Na(+) /K(+) -ATPase (NKA) participates in setting electrochemical gradients, cardiotonic steroid signaling and cellular adhesion. Distinct isoforms of NKA are found in different tissues and subcellular localization patterns. For example, NKA α1 is widely expressed, NKA α3 is enriched in neurons and NKA α4 is a testes-specific isoform found in sperm flagella. In some tissues, ankyrin, a key component of the membrane cytoskeleton, can regulate the trafficking of NKA. In the retina, NKA and ankyrin-B are expressed in multiple cell types and immunostaining for each is striking in the synaptic layers. Labeling for NKA is also prominent along the inner segment plasma membrane (ISPM) of photoreceptors. NKA co-immunoprecipitates with ankyrin-B, but on a subcellular level colocalization of these two proteins varies dependent on the cell type. We used transgenic Xenopus laevis tadpoles to evaluate the subcellular trafficking of NKA in photoreceptors. GFP-NKA α3 and α1 are localized to the ISPM, but α4 is localized to outer segments (OSs). We identified a VxP motif responsible for the OS targeting by using a series of chimeric and mutant NKA constructs. This motif is similar to previously identified ciliary targeting motifs. Given the structural similarities between OSs and flagella, our findings shed light on the subcellular targeting of this testes-specific NKA isoform.

An N-Terminal ER Export Signal Facilitates the Plasma Membrane Targeting of HCN1 Channels in Photoreceptors.

PURPOSE: Hyperpolarization-activated cyclic nucleotide-gated 1 (HCN1) channels are widely expressed in the retina. In photoreceptors, the hyperpolarization-activated current (Ih) carried by HCN1 is important for shaping the light response. It has been shown in multiple systems that trafficking HCN1 channels to specific compartments is key to their function. The localization of HCN1 in photoreceptors is concentrated in the plasma membrane of the inner segment (IS).
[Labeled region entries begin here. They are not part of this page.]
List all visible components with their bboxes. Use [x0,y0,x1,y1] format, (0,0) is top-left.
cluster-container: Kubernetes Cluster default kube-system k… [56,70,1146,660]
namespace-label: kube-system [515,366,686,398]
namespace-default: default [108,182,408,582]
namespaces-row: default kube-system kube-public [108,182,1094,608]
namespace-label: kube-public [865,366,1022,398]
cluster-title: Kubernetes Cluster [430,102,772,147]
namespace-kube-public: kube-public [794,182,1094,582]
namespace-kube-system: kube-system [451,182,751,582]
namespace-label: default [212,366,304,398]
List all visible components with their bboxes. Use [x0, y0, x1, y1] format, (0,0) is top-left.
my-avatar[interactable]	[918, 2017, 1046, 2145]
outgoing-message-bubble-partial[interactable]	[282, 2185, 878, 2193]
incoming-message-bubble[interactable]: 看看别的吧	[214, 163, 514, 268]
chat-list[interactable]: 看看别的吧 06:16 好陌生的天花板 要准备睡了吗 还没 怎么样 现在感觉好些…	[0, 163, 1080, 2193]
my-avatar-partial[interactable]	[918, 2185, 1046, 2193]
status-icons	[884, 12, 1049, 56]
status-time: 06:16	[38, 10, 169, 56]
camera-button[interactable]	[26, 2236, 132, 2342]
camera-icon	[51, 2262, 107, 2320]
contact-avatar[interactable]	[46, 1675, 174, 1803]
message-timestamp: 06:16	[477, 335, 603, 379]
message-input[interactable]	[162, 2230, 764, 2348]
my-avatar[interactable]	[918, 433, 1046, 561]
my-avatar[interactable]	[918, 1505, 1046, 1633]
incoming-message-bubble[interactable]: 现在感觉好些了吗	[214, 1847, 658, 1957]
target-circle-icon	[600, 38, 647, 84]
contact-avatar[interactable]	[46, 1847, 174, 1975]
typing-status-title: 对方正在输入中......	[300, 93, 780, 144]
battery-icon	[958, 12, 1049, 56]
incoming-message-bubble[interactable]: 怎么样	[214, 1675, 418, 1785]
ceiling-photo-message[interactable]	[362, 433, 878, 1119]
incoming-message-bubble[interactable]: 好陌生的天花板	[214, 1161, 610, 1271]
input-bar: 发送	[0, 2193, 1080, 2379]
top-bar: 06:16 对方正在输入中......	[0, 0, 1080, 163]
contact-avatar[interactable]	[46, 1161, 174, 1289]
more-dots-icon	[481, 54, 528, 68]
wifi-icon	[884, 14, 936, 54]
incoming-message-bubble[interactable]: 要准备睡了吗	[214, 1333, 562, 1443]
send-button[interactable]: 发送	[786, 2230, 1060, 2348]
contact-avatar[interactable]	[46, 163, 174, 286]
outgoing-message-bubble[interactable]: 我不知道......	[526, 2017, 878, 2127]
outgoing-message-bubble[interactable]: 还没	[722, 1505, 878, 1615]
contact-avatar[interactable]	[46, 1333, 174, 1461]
The mechanisms controlling this localization are not understood. We previously identified a di-arginine endoplasmic reticulum (ER) retention motif that negatively regulates the surface targeting of HCN1. In this study, we sought to identify a forward trafficking signal that could counter the function of the ER retention signal. METHODS: We studied trafficking of HCN1 and several mutants by imaging their subcellular localization in transgenic X. laevis photoreceptors. Velocity sedimentation was used to assay the assembly state of HCN1 channels. RESULTS: We found the HCN1 N-terminus can redirect a membrane reporter from outer segments (OS) to the plasma membrane of the IS. The sequence necessary for this behavior was mapped to a 20 amino acid region containing a leucine-based ER export motif. The ER export signal is necessary for forward trafficking but not channel oligomerization. Moreover, this ER export signal alone counteracted the di-arginine ER retention signal. CONCLUSIONS: We identified an ER export signal in HCN1 that functions with the ER retention signal to maintain equilibrium of HCN1 between the endomembrane system and the plasma membrane.